Seçimde, oyların kullanılmasının hemen ardından oylar sayılırken de çeşitli usulsüzlükler yapıldığı açık. Hangi oyların geçersiz sayılacağı, oylar sayılırken sayım cetveline doğru geçirilip geçirilmediği, oylar sayıldıktan sonra tutanağa doğru geçirilip geçirilmemesi, hepsi usulsüzlüklere açık süreçler. Sayım sonrasında, seçimi izleyenler tarafından bütün sandık kurulunun imzasını taşıyan seçim tutanaklarının örnek olarak alınması sonuçların takibi için en önemli mekanizma.

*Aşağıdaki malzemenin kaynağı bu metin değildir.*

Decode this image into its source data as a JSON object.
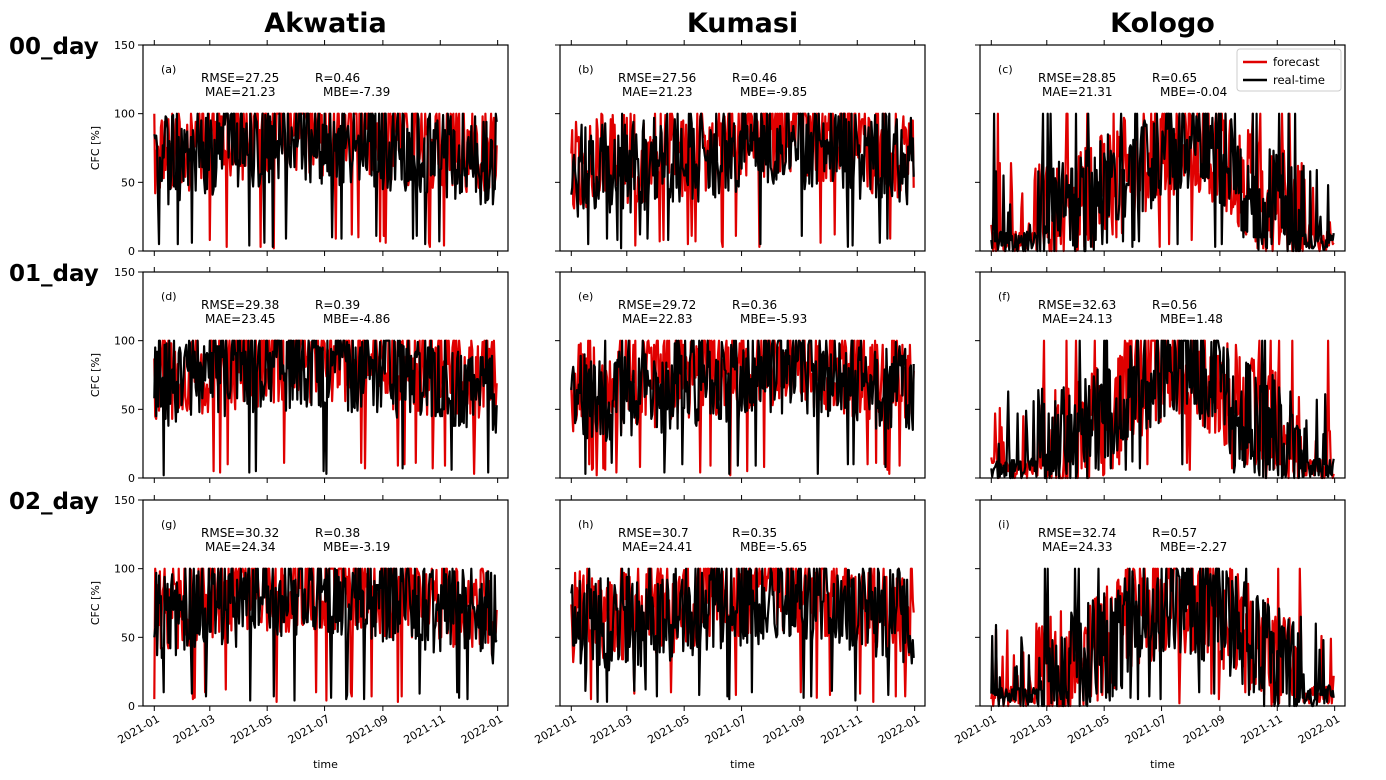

Seçim sayımı geç saatte bitirildikten sonra, sandıklardan çıkan oyların ve seçim tutanaklarının YSK’ya ulaştırılması süreci başlıyor. Bu süreç de usulsüzlüklere oldukça açık. Normalde sandık başkanı ile birlikte en az iki kurul üyesinin sandık çuvallarını ilgili YSK birimine teslim etmesi gerekirken, seçim sonrasında 16-17 saat süren yoğun mesai sonrası yorgunluk ve bıkkınlıkla, genelde sadece sandık başkanları çuvalları teslim etmeye gitti. Seçim çuvallarının teslim edilmesi için görevliler, çuvallar ellerinde saatlerce bekledi. Normalde yasak olmasına rağmen, çeşitli görüntülerden de görüleceği üzere seçim çuvalları açıldı, tutanaklar üzerinde çeşitli değişiklikler yapıldı. Bunların belki büyük bir kısmı, kötü niyetli olmayan ve onlarca tutanakta kimi ifadelerin net olarak anlaşılmaması nedeniyle yapılan yanlışların düzeltilmesi amacını taşısa da, tutanaklarda, seçim torbalarında ve tutanaklarda değişiklik yapılmasının kolayca mümkün olduğunu göstermesi açısından önemli. Sandık kurulundan alınan sonuç tutanaklarının, YSK’nın girdiği sonuçlarla karşılaştırılması ve eğer fark varsa itiraz edilmesi ve peşine düşülmesi usulsüzlerin önüne geçilebilmesi için önemli oldu.

Bu seçimler, uygulanan seçim sisteminin teknik olarak birçok usulsüzlüğe açık olduğunu bir kez daha göstermiş oldu. Ancak görülen bir şey daha var ki, o da, halkın seçimlerde bütün süreçleri takip etmesinin, oy kullanmakla kalmayıp sandıklara sahip çıkmasının adaleti korumak açısından ne kadar önemli olduğu. Bu seçimde hiçbir seçimde olmadığı kadar yurttaş, farklı oluşumlarda örgütlenerek ya da sade bir vatandaş olarak seçimleri sandık başında takip etti, ertesi sabaha ve sonrasına kadar oyların takibi için mücadele etti. Bu çaba birçok yerde usulsüzlüklerin önlenmesini sağladı. Her ne kadar Haziran Direnişi, sandıklara atılan oylara yansımasa da, halkın örgütlü olarak, yurttaş sorumluluğuyla bu kadar geniş ölçekte adaleti koruma çabası Haziran’ın ülkemize armağanı oldu.